Here is my dilemma: I believe in my bones - I am utterly convinced - that we need to internalize the unconditionality of God’s love. We have to understand that we literally do not need to be better people in order for God to love us. God loves us. As We Are. And we have to understand that any improvement we make does not actually make God love us more.
I’m going to write that again because you do not believe it: Any improvement we make upon ourselves does not actually make God love us more. God is faithful and loving to you not because you’ve earned it, not because you deserve it, but because God is faithful and God is Love.
I believe that much of our desire for self-improvement is tied up in the conditioned mentality that we will be more loved if we act better, or that at least we’ll be more deserving of and therefore more entitled to love than we currently are. And that thinking is poison. Poison. It is destructive to our self-understanding, corrosive to our hearts and misrepresentative of our relationship with God.
So I do not want us to be obsessed with self-improvement. Because I believe it is often a symptom of our misunderstanding God’s love.
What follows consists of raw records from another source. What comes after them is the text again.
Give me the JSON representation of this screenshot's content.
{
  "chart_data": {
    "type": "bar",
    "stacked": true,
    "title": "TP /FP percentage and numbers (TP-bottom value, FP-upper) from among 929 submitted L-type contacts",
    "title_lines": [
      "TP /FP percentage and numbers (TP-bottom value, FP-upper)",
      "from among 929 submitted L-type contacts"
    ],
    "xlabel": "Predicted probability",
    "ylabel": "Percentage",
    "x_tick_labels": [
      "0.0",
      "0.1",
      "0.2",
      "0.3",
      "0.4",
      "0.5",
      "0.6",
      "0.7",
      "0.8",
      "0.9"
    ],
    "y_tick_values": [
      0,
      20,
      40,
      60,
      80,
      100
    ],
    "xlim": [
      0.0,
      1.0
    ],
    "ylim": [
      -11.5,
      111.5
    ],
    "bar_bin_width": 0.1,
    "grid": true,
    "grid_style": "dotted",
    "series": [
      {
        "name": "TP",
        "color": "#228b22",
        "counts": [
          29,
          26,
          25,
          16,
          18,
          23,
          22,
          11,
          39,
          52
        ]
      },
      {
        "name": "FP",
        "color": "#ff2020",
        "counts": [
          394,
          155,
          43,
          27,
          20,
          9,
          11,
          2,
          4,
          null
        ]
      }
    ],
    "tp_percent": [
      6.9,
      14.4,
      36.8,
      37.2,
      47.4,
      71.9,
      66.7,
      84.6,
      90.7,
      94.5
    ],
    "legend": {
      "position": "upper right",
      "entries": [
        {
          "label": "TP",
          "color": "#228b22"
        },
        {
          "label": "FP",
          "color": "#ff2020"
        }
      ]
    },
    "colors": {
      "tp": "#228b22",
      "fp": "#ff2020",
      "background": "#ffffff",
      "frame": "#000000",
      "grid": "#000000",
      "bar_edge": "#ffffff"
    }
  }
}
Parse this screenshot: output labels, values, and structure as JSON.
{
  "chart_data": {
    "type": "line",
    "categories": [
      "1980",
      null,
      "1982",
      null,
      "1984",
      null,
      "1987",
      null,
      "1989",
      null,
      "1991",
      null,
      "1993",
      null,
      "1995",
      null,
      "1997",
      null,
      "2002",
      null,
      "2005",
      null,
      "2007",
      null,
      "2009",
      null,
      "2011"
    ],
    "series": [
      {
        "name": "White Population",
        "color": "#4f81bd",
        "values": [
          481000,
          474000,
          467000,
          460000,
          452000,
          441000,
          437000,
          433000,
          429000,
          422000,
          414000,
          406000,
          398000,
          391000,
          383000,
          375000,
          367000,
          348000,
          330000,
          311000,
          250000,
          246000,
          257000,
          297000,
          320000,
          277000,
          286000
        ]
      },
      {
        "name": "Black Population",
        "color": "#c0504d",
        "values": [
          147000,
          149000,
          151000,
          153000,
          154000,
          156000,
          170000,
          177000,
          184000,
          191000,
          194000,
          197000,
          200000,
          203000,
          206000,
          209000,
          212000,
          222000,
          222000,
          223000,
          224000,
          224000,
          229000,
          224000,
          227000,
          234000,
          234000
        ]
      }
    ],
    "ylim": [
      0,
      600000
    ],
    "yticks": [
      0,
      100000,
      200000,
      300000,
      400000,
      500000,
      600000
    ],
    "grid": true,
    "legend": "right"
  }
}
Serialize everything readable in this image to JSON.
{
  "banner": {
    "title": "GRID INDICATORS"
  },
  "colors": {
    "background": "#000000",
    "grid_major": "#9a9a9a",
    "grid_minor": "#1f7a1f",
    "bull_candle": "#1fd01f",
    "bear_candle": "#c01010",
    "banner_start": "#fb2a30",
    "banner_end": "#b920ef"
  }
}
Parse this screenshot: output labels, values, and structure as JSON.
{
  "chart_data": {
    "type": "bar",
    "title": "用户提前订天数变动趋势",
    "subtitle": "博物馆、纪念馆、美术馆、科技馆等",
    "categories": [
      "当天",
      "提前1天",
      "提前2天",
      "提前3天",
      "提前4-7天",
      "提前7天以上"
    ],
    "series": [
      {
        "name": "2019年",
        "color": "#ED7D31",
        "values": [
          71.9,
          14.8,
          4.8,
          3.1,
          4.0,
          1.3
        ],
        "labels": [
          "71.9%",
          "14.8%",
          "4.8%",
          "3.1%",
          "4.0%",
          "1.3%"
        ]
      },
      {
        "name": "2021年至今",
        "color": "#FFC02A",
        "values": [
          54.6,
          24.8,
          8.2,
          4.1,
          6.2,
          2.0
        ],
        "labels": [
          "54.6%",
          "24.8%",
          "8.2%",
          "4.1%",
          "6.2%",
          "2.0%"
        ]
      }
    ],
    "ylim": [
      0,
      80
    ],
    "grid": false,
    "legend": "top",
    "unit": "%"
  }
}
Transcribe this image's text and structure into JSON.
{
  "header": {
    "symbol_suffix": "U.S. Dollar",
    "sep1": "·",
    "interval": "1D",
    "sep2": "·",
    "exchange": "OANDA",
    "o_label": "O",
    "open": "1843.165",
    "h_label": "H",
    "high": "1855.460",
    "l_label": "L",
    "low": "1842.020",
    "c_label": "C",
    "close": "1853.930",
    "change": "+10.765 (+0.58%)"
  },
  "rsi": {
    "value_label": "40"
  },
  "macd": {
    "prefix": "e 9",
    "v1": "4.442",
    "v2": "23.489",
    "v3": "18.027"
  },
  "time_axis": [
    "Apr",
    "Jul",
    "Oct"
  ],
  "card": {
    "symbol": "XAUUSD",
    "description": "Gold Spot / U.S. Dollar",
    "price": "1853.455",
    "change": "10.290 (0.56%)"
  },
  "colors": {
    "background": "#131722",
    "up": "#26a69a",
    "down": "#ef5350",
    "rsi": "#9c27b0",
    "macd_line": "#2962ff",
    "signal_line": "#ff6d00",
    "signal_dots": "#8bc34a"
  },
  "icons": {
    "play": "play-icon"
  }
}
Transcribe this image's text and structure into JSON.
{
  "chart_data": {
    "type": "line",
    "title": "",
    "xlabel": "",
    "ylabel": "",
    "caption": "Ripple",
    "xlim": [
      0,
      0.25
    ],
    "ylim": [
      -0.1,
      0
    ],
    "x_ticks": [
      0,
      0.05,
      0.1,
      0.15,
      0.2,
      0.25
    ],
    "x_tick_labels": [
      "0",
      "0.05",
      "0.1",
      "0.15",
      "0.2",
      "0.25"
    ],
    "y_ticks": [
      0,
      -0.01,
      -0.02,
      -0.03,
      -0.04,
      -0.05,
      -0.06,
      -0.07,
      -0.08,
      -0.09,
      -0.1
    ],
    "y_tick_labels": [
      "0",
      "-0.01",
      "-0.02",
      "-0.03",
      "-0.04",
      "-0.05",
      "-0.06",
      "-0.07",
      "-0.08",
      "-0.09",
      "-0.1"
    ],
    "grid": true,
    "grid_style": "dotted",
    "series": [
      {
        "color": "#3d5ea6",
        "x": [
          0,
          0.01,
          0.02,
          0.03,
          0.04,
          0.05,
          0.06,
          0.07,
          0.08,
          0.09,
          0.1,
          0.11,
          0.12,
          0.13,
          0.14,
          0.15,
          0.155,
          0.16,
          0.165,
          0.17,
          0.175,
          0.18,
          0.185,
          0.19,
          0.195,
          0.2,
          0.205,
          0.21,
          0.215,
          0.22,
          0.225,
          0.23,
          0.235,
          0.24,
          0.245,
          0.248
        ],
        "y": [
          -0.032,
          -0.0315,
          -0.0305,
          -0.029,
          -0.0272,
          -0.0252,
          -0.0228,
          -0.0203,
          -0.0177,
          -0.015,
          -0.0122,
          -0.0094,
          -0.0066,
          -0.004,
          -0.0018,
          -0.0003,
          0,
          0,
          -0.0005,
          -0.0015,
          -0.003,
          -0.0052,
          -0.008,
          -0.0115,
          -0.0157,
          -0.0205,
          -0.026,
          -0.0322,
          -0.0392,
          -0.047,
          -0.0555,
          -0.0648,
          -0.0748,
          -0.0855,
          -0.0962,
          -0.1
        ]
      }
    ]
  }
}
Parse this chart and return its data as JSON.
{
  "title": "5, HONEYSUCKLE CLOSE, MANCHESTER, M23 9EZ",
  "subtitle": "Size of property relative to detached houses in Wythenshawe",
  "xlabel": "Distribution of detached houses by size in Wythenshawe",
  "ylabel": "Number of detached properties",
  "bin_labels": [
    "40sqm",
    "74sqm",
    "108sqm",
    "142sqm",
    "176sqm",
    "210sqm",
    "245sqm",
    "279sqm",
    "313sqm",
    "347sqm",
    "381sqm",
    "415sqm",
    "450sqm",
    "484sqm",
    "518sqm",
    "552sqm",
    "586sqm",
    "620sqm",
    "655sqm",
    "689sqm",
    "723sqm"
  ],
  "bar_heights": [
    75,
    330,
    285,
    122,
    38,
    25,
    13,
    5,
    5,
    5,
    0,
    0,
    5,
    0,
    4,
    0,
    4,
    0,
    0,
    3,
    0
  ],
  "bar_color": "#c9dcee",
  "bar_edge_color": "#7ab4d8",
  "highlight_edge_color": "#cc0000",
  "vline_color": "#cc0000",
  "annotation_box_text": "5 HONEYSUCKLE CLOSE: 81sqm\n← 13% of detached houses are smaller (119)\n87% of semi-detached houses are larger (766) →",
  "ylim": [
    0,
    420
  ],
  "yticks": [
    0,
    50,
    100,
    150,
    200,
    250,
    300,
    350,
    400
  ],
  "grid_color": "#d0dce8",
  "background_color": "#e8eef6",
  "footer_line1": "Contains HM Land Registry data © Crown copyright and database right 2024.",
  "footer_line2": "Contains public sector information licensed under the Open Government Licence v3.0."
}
And at the same time, I am reminded and aware that we – that I - support and uphold a system in which people are measurably marginalized. I do not take radical action. I do not alter my life much at all. Sometimes I say semi-controversial things in a sermon or write some spicy words in a blog. Then I go about my business.
60 years after King’s letter was written, I see many of us as seeking the absence of tension rather than the presence of justice. I see us calling for unity in paternalistic and self-serving ways – ways that guard our own comfort at the expense of others’ livelihoods.
To recognize these areas where I am in need of transformation, and then to say I’m not going to change anything about myself this year because God loves me no matter what, isn’t spiritual maturity – it’s hardness of heart in Jesus’ name.
The point of saying this isn’t to make us feel bad. Shame is pointless and paralyzing. It helps nothing. The point is for us to change. We can do better. We can follow Jesus more closely. We must. For our own hearts and lives, for the hearts and lives of all our siblings, we must acknowledge room for growth and then seek that growth with all our strength and courage.
We do not need to change for God to love us. And also we have to change.
We have to seek transformation, conversion even: Converting our hearts so that they are centered on the love for which we were made. This love, which is the great gift of God, is not meant to render us facile and useless. The divine love of God that animates all humanity is meant to give us courage. Because it is courage that will turn us away from the mere absence of tension and empower us to work for the presence of justice.
And this is why I have to give up my New Year’s resolution. I have to give up thinking there’s nothing within me that cannot be transformed by following Jesus. I have to give up thinking I have nothing new to learn from Love.